Ces cours en ligne, nécessaires à la continuité de l’apprentissage des élèves, ont aussi un intérêt social et émotionnel. Ils permettent de maintenir un lien, entre l’école, les professeurs et les étudiants, et ainsi éviter d’éventuels ressentis de solitude. “Même si la pédagogie est plus lente, nous arrivons à tenir les cours et le fait de garder ce lien social avec nos élèves est vraiment important. J’ai des élèves retraités pour qui ces cours représentent les seuls moments où ils ne sont plus seuls” explique Svetlana Pezier. “Si je peux donner quelques conseils, il est important de bien se préparer, de veiller à avoir une bonne connexion, d’être dans un environnement calme, de couper son micro lorsqu’on ne parle pas et de respecter le temps de parole de chacun.” précise-t-elle.
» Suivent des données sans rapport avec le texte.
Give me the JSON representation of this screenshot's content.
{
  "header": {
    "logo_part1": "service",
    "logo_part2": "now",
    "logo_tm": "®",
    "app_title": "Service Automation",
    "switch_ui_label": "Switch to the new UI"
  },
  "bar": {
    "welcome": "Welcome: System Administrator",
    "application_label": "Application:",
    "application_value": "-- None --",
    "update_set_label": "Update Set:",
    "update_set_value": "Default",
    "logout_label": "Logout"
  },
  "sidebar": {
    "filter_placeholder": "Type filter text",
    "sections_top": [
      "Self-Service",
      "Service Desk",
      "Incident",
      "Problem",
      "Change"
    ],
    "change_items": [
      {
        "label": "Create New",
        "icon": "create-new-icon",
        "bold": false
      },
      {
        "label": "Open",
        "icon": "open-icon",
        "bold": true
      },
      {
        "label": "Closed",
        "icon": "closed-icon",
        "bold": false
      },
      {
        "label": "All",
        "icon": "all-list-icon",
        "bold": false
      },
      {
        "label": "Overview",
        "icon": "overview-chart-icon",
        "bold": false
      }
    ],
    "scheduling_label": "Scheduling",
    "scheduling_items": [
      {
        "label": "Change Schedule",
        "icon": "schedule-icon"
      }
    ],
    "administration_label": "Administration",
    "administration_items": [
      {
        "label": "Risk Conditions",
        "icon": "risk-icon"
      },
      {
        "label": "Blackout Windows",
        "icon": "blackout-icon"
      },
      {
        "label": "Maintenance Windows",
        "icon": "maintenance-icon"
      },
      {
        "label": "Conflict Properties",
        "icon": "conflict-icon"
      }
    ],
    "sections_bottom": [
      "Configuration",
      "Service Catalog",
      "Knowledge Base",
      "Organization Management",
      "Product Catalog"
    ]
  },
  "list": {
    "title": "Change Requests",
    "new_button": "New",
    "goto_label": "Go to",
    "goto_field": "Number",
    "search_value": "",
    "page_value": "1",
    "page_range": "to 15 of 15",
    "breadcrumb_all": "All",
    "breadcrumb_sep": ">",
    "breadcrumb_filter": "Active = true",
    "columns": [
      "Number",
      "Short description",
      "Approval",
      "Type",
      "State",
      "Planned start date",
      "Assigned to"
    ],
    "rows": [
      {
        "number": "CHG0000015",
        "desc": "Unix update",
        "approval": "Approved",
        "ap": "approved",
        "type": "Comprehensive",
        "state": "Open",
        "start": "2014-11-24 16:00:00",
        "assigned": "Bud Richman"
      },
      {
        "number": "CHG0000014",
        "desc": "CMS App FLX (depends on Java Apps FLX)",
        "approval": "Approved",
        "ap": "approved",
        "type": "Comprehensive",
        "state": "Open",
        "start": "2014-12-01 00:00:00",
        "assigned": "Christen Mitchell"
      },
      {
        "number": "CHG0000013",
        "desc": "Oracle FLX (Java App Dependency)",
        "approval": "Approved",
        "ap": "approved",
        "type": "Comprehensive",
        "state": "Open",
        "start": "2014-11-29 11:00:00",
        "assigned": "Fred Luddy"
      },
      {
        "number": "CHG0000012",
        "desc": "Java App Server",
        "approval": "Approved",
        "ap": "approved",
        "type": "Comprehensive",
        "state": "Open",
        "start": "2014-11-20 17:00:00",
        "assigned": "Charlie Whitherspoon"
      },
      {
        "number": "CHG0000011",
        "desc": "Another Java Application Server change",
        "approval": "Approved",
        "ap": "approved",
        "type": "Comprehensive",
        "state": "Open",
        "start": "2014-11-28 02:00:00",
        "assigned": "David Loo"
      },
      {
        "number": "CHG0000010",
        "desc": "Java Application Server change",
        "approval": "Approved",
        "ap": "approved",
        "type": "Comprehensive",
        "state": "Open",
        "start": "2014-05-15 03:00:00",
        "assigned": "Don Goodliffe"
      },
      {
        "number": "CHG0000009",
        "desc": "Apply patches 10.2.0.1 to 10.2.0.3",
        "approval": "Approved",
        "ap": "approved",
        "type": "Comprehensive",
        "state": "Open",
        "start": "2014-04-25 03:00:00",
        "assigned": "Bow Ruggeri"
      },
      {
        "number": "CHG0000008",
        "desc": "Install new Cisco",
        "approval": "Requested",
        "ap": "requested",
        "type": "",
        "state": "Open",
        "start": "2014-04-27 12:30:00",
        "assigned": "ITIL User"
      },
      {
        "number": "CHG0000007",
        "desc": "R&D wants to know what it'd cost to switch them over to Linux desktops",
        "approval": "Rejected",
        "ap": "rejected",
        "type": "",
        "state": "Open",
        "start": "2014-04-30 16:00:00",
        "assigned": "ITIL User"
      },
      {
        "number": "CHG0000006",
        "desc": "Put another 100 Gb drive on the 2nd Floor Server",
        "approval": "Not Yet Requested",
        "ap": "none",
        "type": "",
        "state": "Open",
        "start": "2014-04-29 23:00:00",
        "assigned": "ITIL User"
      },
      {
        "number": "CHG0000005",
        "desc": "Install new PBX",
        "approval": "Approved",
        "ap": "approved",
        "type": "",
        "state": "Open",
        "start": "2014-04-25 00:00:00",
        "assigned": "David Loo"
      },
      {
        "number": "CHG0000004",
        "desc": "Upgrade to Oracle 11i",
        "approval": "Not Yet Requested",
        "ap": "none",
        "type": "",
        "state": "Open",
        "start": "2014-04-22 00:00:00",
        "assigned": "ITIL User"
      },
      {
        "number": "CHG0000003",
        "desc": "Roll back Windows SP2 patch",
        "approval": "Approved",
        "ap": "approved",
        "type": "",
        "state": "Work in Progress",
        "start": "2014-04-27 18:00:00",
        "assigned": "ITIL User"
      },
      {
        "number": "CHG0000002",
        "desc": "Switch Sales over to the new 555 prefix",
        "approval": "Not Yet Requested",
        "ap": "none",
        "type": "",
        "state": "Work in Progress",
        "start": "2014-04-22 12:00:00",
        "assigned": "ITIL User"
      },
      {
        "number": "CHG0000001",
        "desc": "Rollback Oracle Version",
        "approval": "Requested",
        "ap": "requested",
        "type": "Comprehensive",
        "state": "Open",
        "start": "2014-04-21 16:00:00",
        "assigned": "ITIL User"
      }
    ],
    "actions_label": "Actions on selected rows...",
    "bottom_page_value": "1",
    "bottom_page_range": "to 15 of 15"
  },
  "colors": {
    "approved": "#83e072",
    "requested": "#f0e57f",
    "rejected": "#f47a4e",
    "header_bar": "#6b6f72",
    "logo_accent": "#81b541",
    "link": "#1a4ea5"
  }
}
A The Ecole, les activités extra-scolaires sont maintenues. “Les professeurs de sport partagent à leurs élèves des vidéos pour garder une bonne activité physique à la maison. The Ecole finalise un guide des meilleurs manières de travailler de chez soi : par exemple, il est important de se créer un espace de travail, confiné des autres, et d’instaurer une routine quotidienne afin de rester contant dans ses horaires” conseille Rachel Loble.
“C’est une expérience incroyablement enrichissante” remarque Evelyne Estey. “Ce qui est intéressant, c’est que les réseaux sociaux sont continuellement critiqués, mais aujourd’hui, ils nous sauvent la vie. C’est assez ironique” note Edith Boncompain. Le Lycée Français a initié des points réguliers avec les autres établissements scolaires de New York. “Si cela est possible, nous espérons pouvoir aider d’autres écoles à se former aux cours en ligne. La solidarité entre corps enseignants est fondamental en cette période nouvelle” conclut Evelyne Estey.